То, что подошло к моей усадьбе больше, чем через час, мало походило на знакомые мне с детства парадно построенные воинские подразделения. Ни по внешнему виду, ну это понятно — работали на стройках, ни по построению.
Увидев безобразную во всех отношениях аморфную людскую массу, я разогнал их и подозвал стрелецкого голову.
— Афанасий, как мы такой толпой пойдём в Москву?
Голова удивился.
— Не пойдём, Фёдор Никитич, а поедем. Поедем и поскачем. У нас шесть сотен конных и две тысячи пеших. Конных отправим о двуконь с царским поездом — лошадок уже проверили, а повозки надо починять. Кузни сейчас заняты подковкой лошадей. После того приступят к починке и подковке саней. Без железных полозьев побьём все сани.
— Я не о том. Ведь они толпятся, как бабы на базаре.
Голова непонимающе глянул на меня, а потом, до него дошло.
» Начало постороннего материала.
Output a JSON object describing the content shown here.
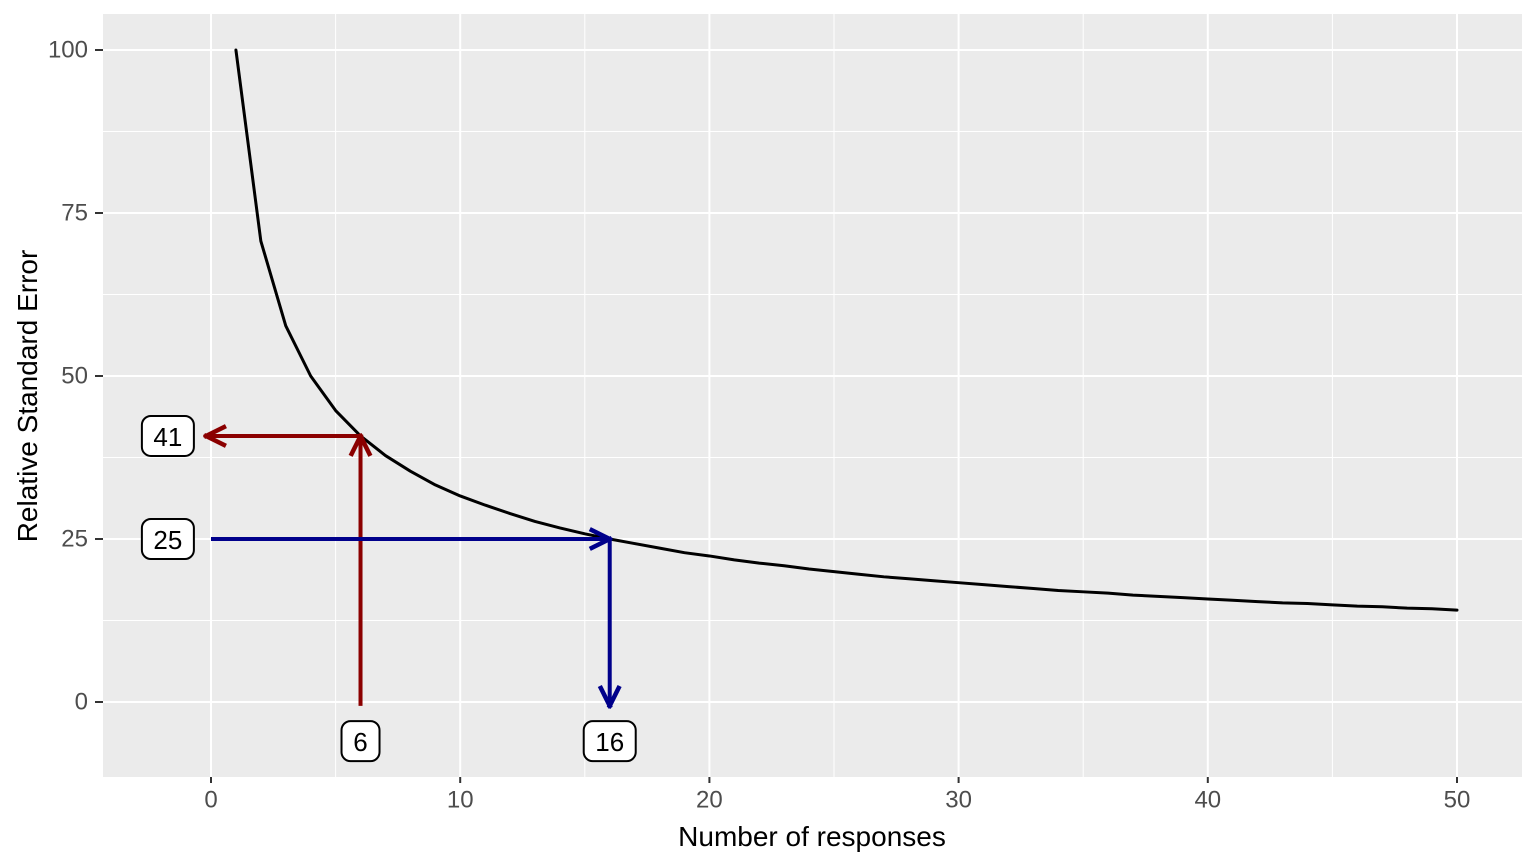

— А-а-а… Не заботьтесь, Фёдор Никитич. На лошадях они привычные лавой скакать. Так по дороге конь в конь и поскачут. Не заботьтесь.
— Да я и не забочусь, голова. И до меня вы жили и после меня жить будете, но после Москвы мы с вами кое-что поменяем.
— Доживём, там посмотрим, — странно ответил мне стрелецкий голова.
— Ладно, Афанасий, делай, что и как сам знаешь.
На том и порешали. Однако потому мне и пришлось задержаться и выехать последним, что хотелось посмотреть, как и когда соберётся в поход всё моё воинство. Ну и посчитать заодно.